Una propuesta simple para armar una mesa rica y linda de té en otoño

Hay algo en las tardes de otoño que invita a bajar el ritmo. A prender el horno, preparar algo rico y disfrutar del ritual de servir. Estos scones clásicos, en colaboración con Loli Dodds, son perfectos para eso: simples, caseros y siempre bienvenidos en la mesa.

Con una textura suave y apenas dorada, se pueden abrir fácilmente al medio para sumar lo que más te guste: dulce de leche, queso crema, mermelada de frambuesa o incluso queso sardo. Una receta versátil, ideal para compartir o para tener siempre lista.

Rinden aproximadamente 7 unidades (de unos 7 cm ya horneados).

Ingredientes:

  • 400 g de harina 0000
  • 113 g de manteca fría
  • 133 g de azúcar
  • 10 g de sal
  • 20 g de polvo de hornear
  • 225 g de crema
  • Ralladura de 1 limón

Para acompañar:

Queso sardo / Dulce de leche/ Queso crema/ Mermelada de frambuesa

Paso a Paso :

En un bowl, poné los ingredientes secos: harina, sal, azúcar y polvo de hornear. Hacé un hueco e incorporá la manteca fría en cubos. Con la punta de los dedos, trabajá la mezcla hasta lograr un arenado. Sumá la crema y la ralladura de limón, y uní la masa sin amasar sobre la mesada.

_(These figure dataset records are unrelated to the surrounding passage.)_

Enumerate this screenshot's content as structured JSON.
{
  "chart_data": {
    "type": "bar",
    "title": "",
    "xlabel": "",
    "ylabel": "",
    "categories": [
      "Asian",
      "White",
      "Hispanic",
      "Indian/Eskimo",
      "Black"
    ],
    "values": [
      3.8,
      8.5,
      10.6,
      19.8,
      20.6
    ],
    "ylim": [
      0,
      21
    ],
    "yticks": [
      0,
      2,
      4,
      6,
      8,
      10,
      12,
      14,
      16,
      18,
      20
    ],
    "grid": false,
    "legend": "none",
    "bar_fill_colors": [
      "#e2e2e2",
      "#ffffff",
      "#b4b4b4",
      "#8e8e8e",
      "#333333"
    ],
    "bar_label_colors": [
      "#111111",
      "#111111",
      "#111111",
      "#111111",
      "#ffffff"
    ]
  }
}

Estirá la masa entre dos papeles film o manteca, dándole forma rectangular o cuadrada. Llevá a unos 3 cm de espesor, plegá sobre sí misma y volvé a estirar hasta alcanzar unos 2,5 cm. Este paso es clave para lograr que luego se puedan abrir fácilmente.

Dejalos reposar en la heladera. Luego cortá (pasando el cortante por harina cada vez) en piezas de aproximadamente 6 cm y colocalos sobre una placa enharinada o con silicona. Volvé a llevar al frío.

Con el horno precalentado a 160°C, cociná durante 30 a 35 minutos, hasta que estén levemente dorados. Dejalos entibiar antes de abrirlos y sumarle tus acompañamientos favoritos.

Tip: estos scones funcionan perfecto para freezar. Podés hacer una buena cantidad, hornear algunos en el momento y dejar el resto crudos y cortados en el freezer. Cuando los necesites, van directo al horno caliente por unos 30 minutos. Ideal para resolver una merienda improvisada.

El cierre está en la mesa: una tetera linda, unas tazas de té y cubiertos que visten, ideales para armar una escena cálida y relajada. Gracias a Casabutik por inspirarnos a crear esta mesa tan linda. Porque en una tarde de otoño, a veces todo se trata de eso: servir algo rico, compartir y quedarse un rato más.